Quite often, those trucks have rollers in the deck to help vehicles along too.

If you mean a flat bed trailer, it should still go pretty well.

I think it is a good investment to pay someone to do that haul.

-Nate

artpeck
09-03-2010, 10:07 AM
He will either show with a trailer or truck. And I know I can drag it but I would prefer it roll. Tires are full of air but have a flat spot. Anyway I am off there this morning and hope misery doesn't follow. I neglected to mentioned that it does have warn locking hubs on the front wheels installed when new by the dealer which should also help. Stay tuned.

LR Max
09-03-2010, 10:21 AM
Meh on flatspot. My super swamper TSLs flat spot whenever I park the rig outside the sammich shop.

I'd recommend that if possible, try to put more air into the seized tire. That way it'll have less contact area with the ground/pavement. Thus, less friction thus, easier to drag.

Just a thought. Good luck. I hope you communicated A LOT of info to the tow truck driver. They like to know what they are dealing with up front. Makes their job easier since they can bring the correct equipment first time around.

artpeck
09-03-2010, 04:14 PM
it turned out one wheel was frozen but a few taps on the rim (thanks for the suggestion) and it was turning. Brakes master cylinder replaced and brakes bleed it is ready for pickup tomorrow. Driver knows the whole routine but this should be an easy one. Couple of photos attached for anyone interested.

I Leak Oil
09-03-2010, 05:35 PM
If by flat bed, you mean tow-truck style flat bed, you don't need to worry about anything at all.

The winch on that style of truck is strong enough to rip your rovers rusted chassis in half because of the completely flat tires and seized brakes.

There, fixed it for ya....:D

Artpeck, the truck "looks" good despite the plastic grill and dash...

Terrys
09-03-2010, 06:45 PM
Your correction raises a very basic rover question......so I'm really glad you raised it.
you correct me on the size of the drive shaft bolts.

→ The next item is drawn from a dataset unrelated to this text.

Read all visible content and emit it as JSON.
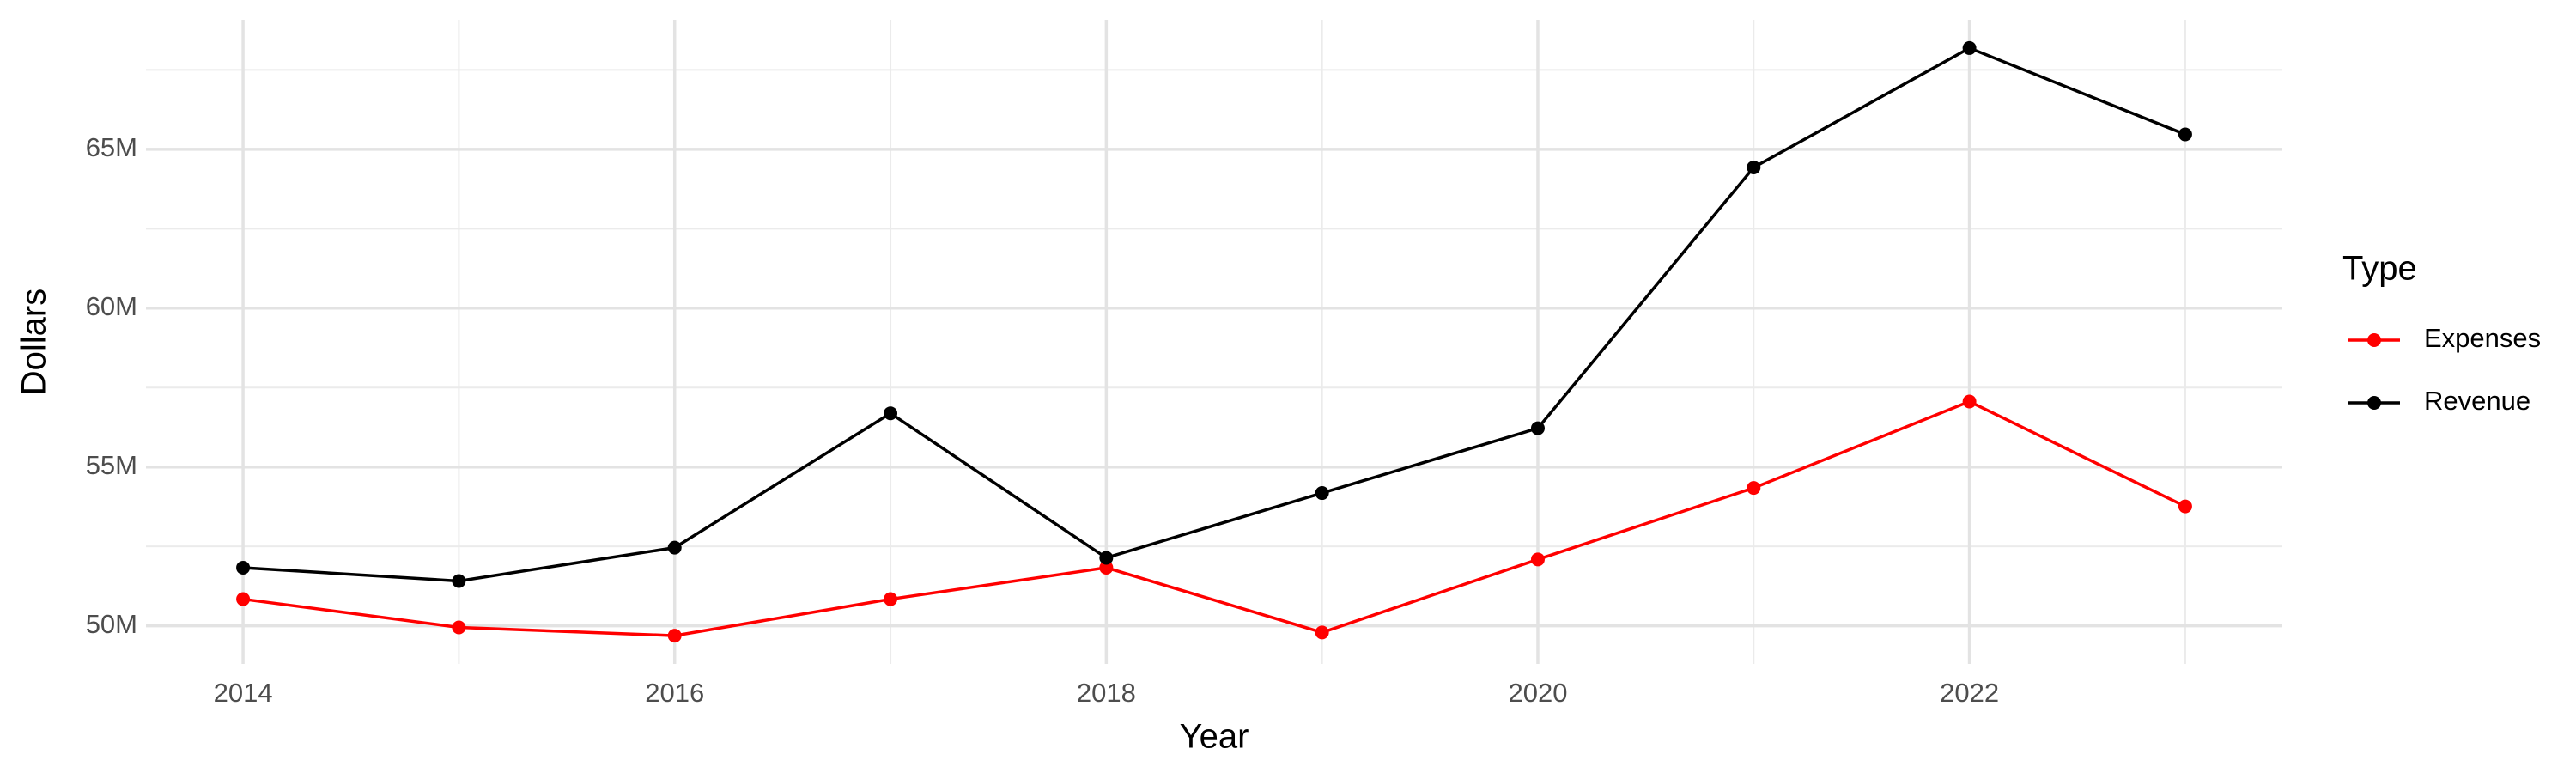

I'm new to this and have yet to have a good grasp on what tools I'll need. I recently studied a rover belonging to a friend, who has used his 2a to plow a very tough driveway and for other farm chores, He has kept it going for years and when I asked him the drive shaft size, he indicated he had very few specialized tools and managed fine...... and then he noted that he had used a 9/16". I climbed under the truck and confirmed it seemed to fit well (there was a little play but I might not have noticed if I hadn't been attentive).

How specialized are the sizes and tools?
thanks.
It isn't so much a 'rover question', just generally accepted practice. Bolt sizes are determined by their shank diameter X thread (SAE and BS are either fine or coarse, and metric by the thread pitch)
The same size bolt can have different head and nut wrench sizes. There are "Heavy" headed bolts which are generally one size up from standard head sizes. There are many Whitworth bolts and nuts on theese trucks too, like the six nuts that hold the Ebrake drum, as an example. Whitworth wrenches aren't easily found (Proto and Snap-ON still sell them) if an SAE wrenches seems to fit, but loose, try using a six point instead of a 12 point box (or socket) so you don't just end up rounding out the flats.

LR Max
09-04-2010, 10:06 AM
I must say, that rover is in better condition that I originally thought. Normally you find old rovers tucked back in the woods with doors half hanging off, deer living in them, etc.

This one actually seems like a good candidate.

artpeck
09-04-2010, 10:40 AM
One owner from new. Interior is actually spotless. 31k documented miles. Obviously there will always be surprises but so far so good.